Fluoromethane
| Stick model of fluoromethane | Spacefill model of fluoromethane |
- Names: IUPAC name Fluoromethane

Identifiers
- CAS Number: 593-53-3;
- 3D model (JSmol): Interactive image;
- Abbreviations: MeF R41
- Beilstein Reference: 1730725
- ChEBI: CHEBI:28826;
- ChEMBL: ChEMBL116838;
- ChemSpider: 11148;
- ECHA InfoCard: 100.008.907
- EC Number: 209-796-6;
- Gmelin Reference: 391
- KEGG: C11147;
- MeSH: Fluoromethane
- PubChem CID: 11638;
- UNII: 54A9X6F0CM;
- UN number: UN 2454
- CompTox Dashboard (EPA): DTXSID6060474 ;

Properties
- Chemical formula: CH_{3}F
- Molar mass: 34.033 g·mol^{−1}
- Appearance: Colourless gas
- Odor: pleasant, ether-like odour at high concentrations
- Density: 1.4397 g/L 0.557 g/cm^{3} (liquid) at saturation pressure at 25 °C
- Melting point: −137.8 °C (−216.0 °F; 135.3 K)
- Boiling point: −78.4 °C (−109.1 °F; 194.8 K)
- Solubility in water: 1.66 L/kg (2.295 g/L)
- Vapor pressure: 3.3 MPa
- Hazards: GHS labelling:
- Pictograms: GHS02: Flammable
- Signal word: Danger
- Hazard statements: H220
- Precautionary statements: P210, P377, P381, P403, P410+P403
- NFPA 704 (fire diamond): 1 4 0

= Fluoromethane =

Fluoromethane, also known as methyl fluoride, Freon 41, Halocarbon-41 and HFC-41, is a non-toxic, liquefiable, and flammable gas at standard temperature and pressure. It is made of carbon, hydrogen, and fluorine. The name stems from the fact that it is methane (CH_{4}) with a fluorine atom substituted for one of the hydrogen atoms. It is used in semiconductor manufacturing processes as an etching gas in plasma etch reactors.

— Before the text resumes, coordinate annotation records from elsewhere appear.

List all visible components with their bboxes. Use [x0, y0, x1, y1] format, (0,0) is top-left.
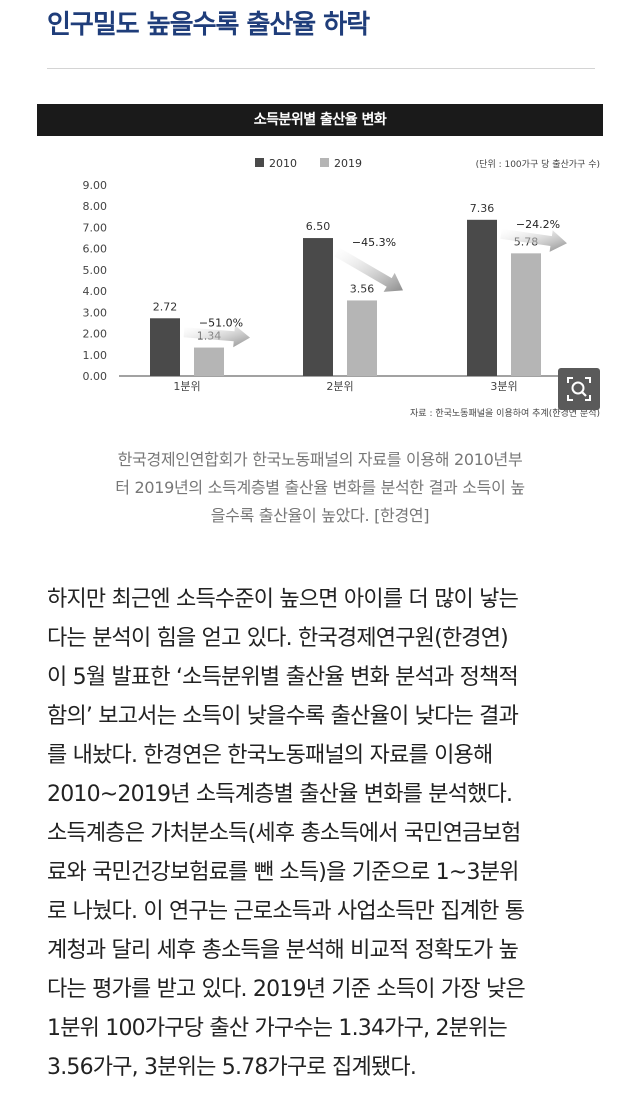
- y-tick-label: 8.00: [83, 200, 108, 213]
- x-category-label: 1분위: [173, 380, 200, 393]
- body-line: 를 내놨다. 한경연은 한국노동패널의 자료를 이용해: [47, 743, 493, 768]
- body-line: 다는 분석이 힘을 얻고 있다. 한국경제연구원(한경연): [47, 626, 509, 651]
- bar-2019: [347, 300, 377, 376]
- change-percent-label: −51.0%: [199, 316, 243, 329]
- decline-arrow: [334, 247, 403, 292]
- chart-figure: 소득분위별 출산율 변화 0.00 1.00 2.00 3.00 4.00 5.00 6.0…: [37, 104, 603, 422]
- y-tick-label: 4.00: [83, 285, 108, 298]
- article-heading: 인구밀도 높을수록 출산율 하락: [47, 10, 370, 40]
- unit-note: (단위 : 100가구 당 출산가구 수): [476, 159, 600, 170]
- bar-2019: [194, 347, 224, 376]
- body-line: 2010~2019년 소득계층별 출산율 변화를 분석했다.: [47, 782, 513, 807]
- chart-canvas: 0.00 1.00 2.00 3.00 4.00 5.00 6.00 7.00 8.00 9.00…: [83, 157, 601, 419]
- caption-line: 터 2019년의 소득계층별 출산율 변화를 분석한 결과 소득이 높: [115, 478, 525, 497]
- data-label-2010: 7.36: [470, 202, 495, 215]
- bar-2010: [467, 219, 497, 376]
- body-line: 3.56가구, 3분위는 5.78가구로 집계됐다.: [47, 1055, 417, 1080]
- body-line: 함의’ 보고서는 소득이 낮을수록 출산율이 낮다는 결과: [47, 704, 519, 729]
- body-line: 료와 국민건강보험료를 뺀 소득)을 기준으로 1~3분위: [47, 860, 519, 885]
- caption-line: 한국경제인연합회가 한국노동패널의 자료를 이용해 2010년부: [117, 450, 523, 469]
- chart-title: 소득분위별 출산율 변화: [37, 104, 603, 136]
- bar-2010: [150, 318, 180, 376]
- decline-arrow: [500, 228, 567, 252]
- x-category-label: 2분위: [326, 380, 353, 393]
- y-tick-label: 2.00: [83, 328, 108, 341]
- body-line: 로 나눴다. 이 연구는 근로소득과 사업소득만 집계한 통: [47, 899, 525, 924]
- decline-arrow: [183, 325, 250, 348]
- body-line: 하지만 최근엔 소득수준이 높으면 아이를 더 많이 낳는: [47, 587, 519, 612]
- y-tick-label: 5.00: [83, 264, 108, 277]
- y-tick-label: 6.00: [83, 243, 108, 256]
- legend-label-2019: 2019: [334, 157, 362, 170]
- figure-caption: 한국경제인연합회가 한국노동패널의 자료를 이용해 2010년부 터 2019년…: [55, 446, 585, 530]
- source-note: 자료 : 한국노동패널을 이용하여 추계(한경연 분석): [410, 407, 600, 419]
- body-line: 다는 평가를 받고 있다. 2019년 기준 소득이 가장 낮은: [47, 977, 526, 1002]
- change-percent-label: −45.3%: [352, 236, 396, 249]
- body-line: 계청과 달리 세후 총소득을 분석해 비교적 정확도가 높: [47, 938, 519, 963]
- bar-2010: [303, 238, 333, 376]
- y-tick-label: 1.00: [83, 349, 108, 362]
- legend-swatch-2019: [320, 158, 329, 167]
- data-label-2010: 6.50: [306, 220, 331, 233]
- legend-label-2010: 2010: [269, 157, 297, 170]
- zoom-icon: [567, 377, 591, 401]
- y-tick-label: 7.00: [83, 221, 108, 234]
- y-tick-label: 3.00: [83, 306, 108, 319]
- bar-2019: [511, 253, 541, 376]
- caption-line: 을수록 출산율이 높았다. [한경연]: [210, 506, 430, 525]
- change-percent-label: −24.2%: [516, 218, 560, 231]
- zoom-button[interactable]: [558, 368, 600, 410]
- data-label-2019: 3.56: [350, 282, 375, 295]
- article-body: 하지만 최근엔 소득수준이 높으면 아이를 더 많이 낳는 다는 분석이 힘을 …: [47, 580, 607, 1087]
- heading-divider: [47, 68, 595, 69]
- body-line: 이 5월 발표한 ‘소득분위별 출산율 변화 분석과 정책적: [47, 665, 519, 690]
- body-line: 1분위 100가구당 출산 가구수는 1.34가구, 2분위는: [47, 1016, 508, 1041]
- x-category-label: 3분위: [490, 380, 517, 393]
- data-label-2010: 2.72: [153, 300, 178, 313]
- y-tick-label: 0.00: [83, 370, 108, 383]
- y-tick-label: 9.00: [83, 179, 108, 192]
- body-line: 소득계층은 가처분소득(세후 총소득에서 국민연금보험: [47, 821, 521, 846]
- legend-swatch-2010: [255, 158, 264, 167]
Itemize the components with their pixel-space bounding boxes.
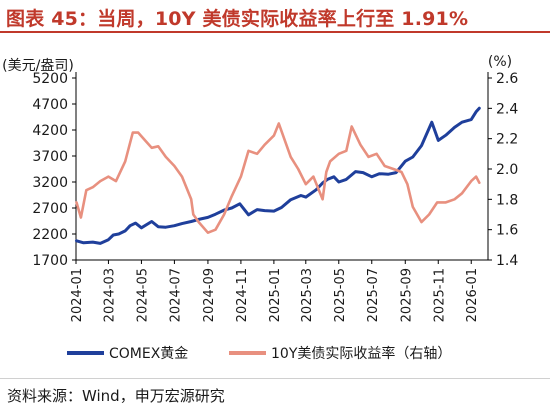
footer-divider	[0, 378, 550, 379]
y-left-tick-label: 3700	[32, 149, 68, 165]
y-right-tick-label: 2.2	[496, 132, 518, 148]
chart-title: 图表 45：当周，10Y 美债实际收益率上行至 1.91%	[6, 8, 469, 30]
y-left-tick-label: 2200	[32, 227, 68, 243]
y-right-tick-label: 2.6	[496, 71, 518, 87]
x-tick-label: 2025-01	[268, 268, 283, 322]
x-tick-label: 2025-11	[432, 268, 447, 322]
legend-layer: COMEX黄金 10Y美债实际收益率（右轴）	[67, 345, 451, 362]
x-tick-label: 2024-03	[102, 268, 117, 322]
y-right-tick-label: 1.8	[496, 192, 518, 208]
x-tick-label: 2025-07	[366, 268, 381, 322]
x-tick-label: 2026-01	[465, 268, 480, 322]
x-tick-label: 2025-03	[300, 268, 315, 322]
y-right-tick-label: 1.6	[496, 223, 518, 239]
y-right-tick-label: 1.4	[496, 253, 518, 269]
y-left-tick-label: 1700	[32, 253, 68, 269]
y-left-tick-label: 4200	[32, 123, 68, 139]
x-tick-label: 2024-07	[168, 268, 183, 322]
x-tick-label: 2024-01	[70, 268, 85, 322]
x-tick-label: 2024-05	[135, 268, 150, 322]
y-left-tick-label: 4700	[32, 97, 68, 113]
legend-label-yield: 10Y美债实际收益率（右轴）	[271, 345, 451, 362]
legend-label-gold: COMEX黄金	[109, 345, 188, 362]
series-layer	[75, 106, 481, 245]
y-left-tick-label: 3200	[32, 175, 68, 191]
y-right-label: (%)	[488, 54, 512, 70]
x-tick-label: 2025-09	[399, 268, 414, 322]
real-yield-line	[75, 122, 481, 234]
x-tick-label: 2024-09	[202, 268, 217, 322]
source-note: 资料来源：Wind，申万宏源研究	[7, 387, 225, 405]
axes-layer: (美元/盎司) (%) 5200 4700 4200 3700 3200 2700 2200 17…	[2, 54, 518, 322]
y-right-tick-label: 2.0	[496, 162, 518, 178]
y-left-tick-label: 5200	[32, 71, 68, 87]
y-left-tick-label: 2700	[32, 201, 68, 217]
y-right-tick-label: 2.4	[496, 101, 518, 117]
y-left-label: (美元/盎司)	[2, 58, 74, 74]
x-tick-label: 2024-11	[235, 268, 250, 322]
gold-price-line	[75, 106, 481, 245]
x-tick-label: 2025-05	[333, 268, 348, 322]
title-divider	[0, 31, 550, 33]
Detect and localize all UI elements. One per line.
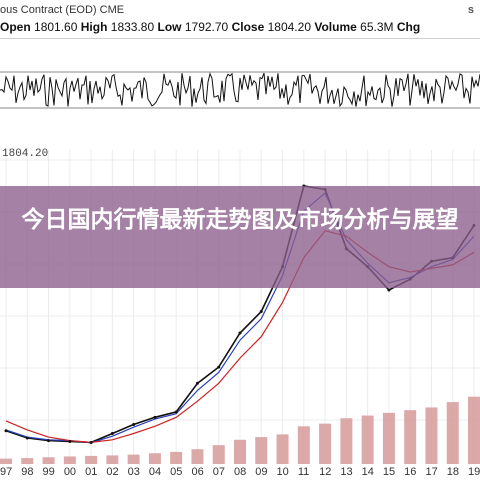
title-overlay: 今日国内行情最新走势图及市场分析与展望 <box>0 186 480 288</box>
low-value: 1792.70 <box>184 20 229 34</box>
chg-label: Chg <box>396 20 421 34</box>
overlay-title: 今日国内行情最新走势图及市场分析与展望 <box>21 207 459 233</box>
volume-bar <box>361 415 374 464</box>
x-tick-label: 13 <box>340 466 353 478</box>
volume-bar <box>404 410 417 464</box>
volume-bar <box>21 458 34 464</box>
volume-bar <box>148 453 161 464</box>
price-point <box>238 331 242 335</box>
open-value: 1801.60 <box>34 20 78 34</box>
volume-label: Volume <box>314 20 357 34</box>
x-tick-label: 12 <box>319 466 332 478</box>
volume-value: 65.3M <box>360 20 394 34</box>
volume-bar <box>191 449 204 464</box>
exchange-name: CME <box>99 4 125 16</box>
price-point <box>217 365 221 369</box>
x-tick-label: 10 <box>276 466 289 478</box>
volume-bar <box>255 437 268 464</box>
volume-bar <box>446 402 459 464</box>
high-label: High <box>80 20 108 34</box>
oscillator-line <box>0 72 480 108</box>
open-label: Open <box>0 20 31 34</box>
x-tick-label: 00 <box>63 466 77 478</box>
price-point <box>25 436 29 440</box>
ohlc-line: Open 1801.60 High 1833.80 Low 1792.70 Cl… <box>0 20 420 34</box>
price-point <box>47 439 51 443</box>
x-tick-label: 09 <box>255 466 268 478</box>
volume-bar <box>170 451 183 464</box>
quote-header: ous Contract (EOD) CME s Open 1801.60 Hi… <box>0 0 480 39</box>
x-tick-label: 17 <box>425 466 438 478</box>
price-point <box>387 288 391 292</box>
close-label: Close <box>231 20 265 34</box>
volume-bar <box>127 454 140 464</box>
close-value: 1804.20 <box>267 20 311 34</box>
x-tick-label: 01 <box>85 466 98 478</box>
brand-partial: s <box>467 4 474 16</box>
contract-title: ous Contract (EOD) CME <box>0 4 124 16</box>
x-tick-label: 04 <box>148 466 162 478</box>
x-tick-label: 03 <box>127 466 140 478</box>
x-tick-label: 19 <box>468 466 480 478</box>
volume-bar <box>276 434 289 464</box>
x-tick-label: 98 <box>21 466 34 478</box>
x-tick-label: 18 <box>446 466 459 478</box>
last-price-label: 1804.20 <box>2 148 49 160</box>
price-point <box>174 410 178 414</box>
volume-bar <box>0 458 12 464</box>
volume-bar <box>297 426 310 464</box>
price-point <box>153 415 157 419</box>
volume-bar <box>212 445 225 464</box>
x-axis: 97 98 99 00 01 02 03 04 05 06 07 08 09 10 11 12 13 14 15 16… <box>0 464 480 480</box>
price-point <box>89 440 93 444</box>
price-point <box>110 431 114 435</box>
price-point <box>4 429 8 433</box>
volume-bar <box>63 456 76 464</box>
x-tick-label: 06 <box>191 466 204 478</box>
x-tick-label: 11 <box>297 466 310 478</box>
price-point <box>259 310 263 313</box>
x-tick-label: 15 <box>382 466 396 478</box>
x-tick-label: 97 <box>0 466 13 478</box>
volume-bar <box>85 455 98 464</box>
volume-bar <box>468 396 480 464</box>
volume-bar <box>425 407 438 464</box>
price-point <box>195 381 199 385</box>
x-tick-label: 07 <box>212 466 225 478</box>
volume-bar <box>234 439 246 464</box>
x-tick-label: 99 <box>42 466 55 478</box>
x-tick-label: 05 <box>170 466 183 478</box>
x-tick-label: 14 <box>361 466 374 478</box>
low-label: Low <box>157 20 182 34</box>
volume-bar <box>106 455 119 464</box>
price-point <box>68 440 72 444</box>
x-tick-label: 08 <box>234 466 247 478</box>
volume-bar <box>42 457 55 464</box>
price-point <box>132 423 136 427</box>
volume-bar <box>340 418 353 464</box>
x-tick-label: 02 <box>106 466 119 478</box>
volume-bar <box>319 423 332 464</box>
high-value: 1833.80 <box>110 20 155 34</box>
x-tick-label: 16 <box>404 466 417 478</box>
contract-name: ous Contract (EOD) <box>0 4 97 16</box>
volume-bar <box>382 412 395 464</box>
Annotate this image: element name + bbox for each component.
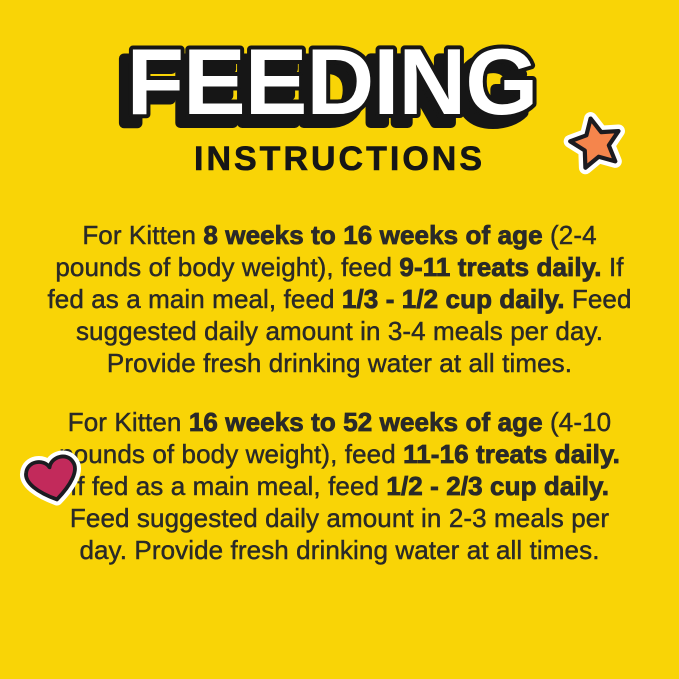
page-subtitle: INSTRUCTIONS xyxy=(194,140,485,179)
body-text: Feed suggested daily amount in 2-3 meals… xyxy=(69,471,617,565)
body-text: For Kitten xyxy=(82,220,204,250)
body-text: (2-4 pounds of body weight), feed xyxy=(55,220,604,282)
instructions-body: For Kitten 8 weeks to 16 weeks of age (2… xyxy=(0,219,679,566)
body-text: (4-10 pounds of body weight), feed xyxy=(59,407,619,469)
page-title-shadow: FEEDING xyxy=(118,38,529,140)
feeding-paragraph-kitten-16-52-weeks: For Kitten 16 weeks to 52 weeks of age (… xyxy=(49,406,631,566)
body-text: Feed suggested daily amount in 3-4 meals… xyxy=(75,284,639,378)
emphasis-text: 16 weeks to 52 weeks of age xyxy=(188,407,543,438)
emphasis-text: 8 weeks to 16 weeks of age xyxy=(203,220,543,251)
body-text: If fed as a main meal, feed xyxy=(47,252,631,314)
body-text: If fed as a main meal, feed xyxy=(69,439,628,501)
emphasis-text: 1/3 - 1/2 cup daily. xyxy=(341,284,565,315)
emphasis-text: 1/2 - 2/3 cup daily. xyxy=(386,471,610,502)
emphasis-text: 9-11 treats daily. xyxy=(399,252,602,283)
emphasis-text: 11-16 treats daily. xyxy=(403,439,620,470)
page-title: FEEDING xyxy=(127,29,538,134)
body-text: For Kitten xyxy=(67,407,189,437)
page-title-3d: FEEDING FEEDING xyxy=(113,25,543,140)
feeding-paragraph-kitten-8-16-weeks: For Kitten 8 weeks to 16 weeks of age (2… xyxy=(37,219,643,379)
header: FEEDING FEEDING INSTRUCTIONS xyxy=(0,0,679,179)
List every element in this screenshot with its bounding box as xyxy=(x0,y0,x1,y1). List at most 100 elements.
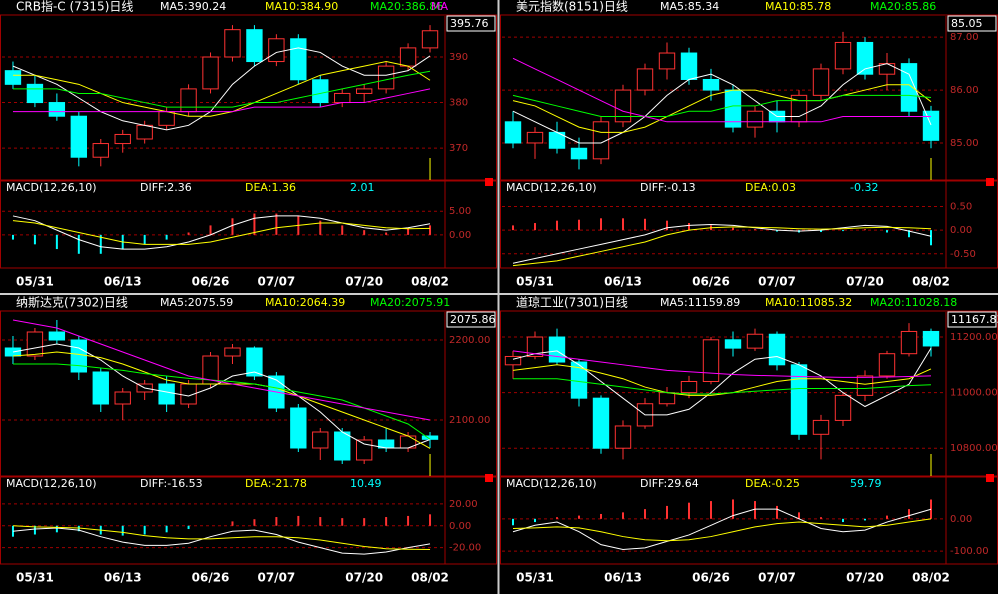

Fluoromethane (originally called "fluorohydrate of methylene") became the first organofluorine compound to be discovered when it was synthesized by French chemists Jean-Baptiste Dumas and Eugène-Melchior Péligot in 1835 by distilling dimethyl sulfate with potassium fluoride.

== Composition ==
The compound is the lowest mass member of the hydrofluorocarbon (HFC) family, compounds which contain only hydrogen, fluorine, and carbon. These compounds are related to the chlorofluorocarbons (CFC), but since they do not contain chlorine, are not destructive to the ozone layer. Fluorocarbons are, however, potent greenhouse gasses, and the Kigali Amendment to the Montreal Protocol is an attempt to phase them out due to their contribution to global warming.

The C−F bond energy is 552 kJ/mol and its length is 0.139 nm. Its molecular geometry is tetrahedral. Its Dipole Moment is 1.85 D.

Its specific heat capacity (C_{p}) is 38.171 J·mol^{−1}·K^{−1} at 25 °C. The critical point of fluoromethane is at 44.9 °C (318.1 K) and 6.280 MPa.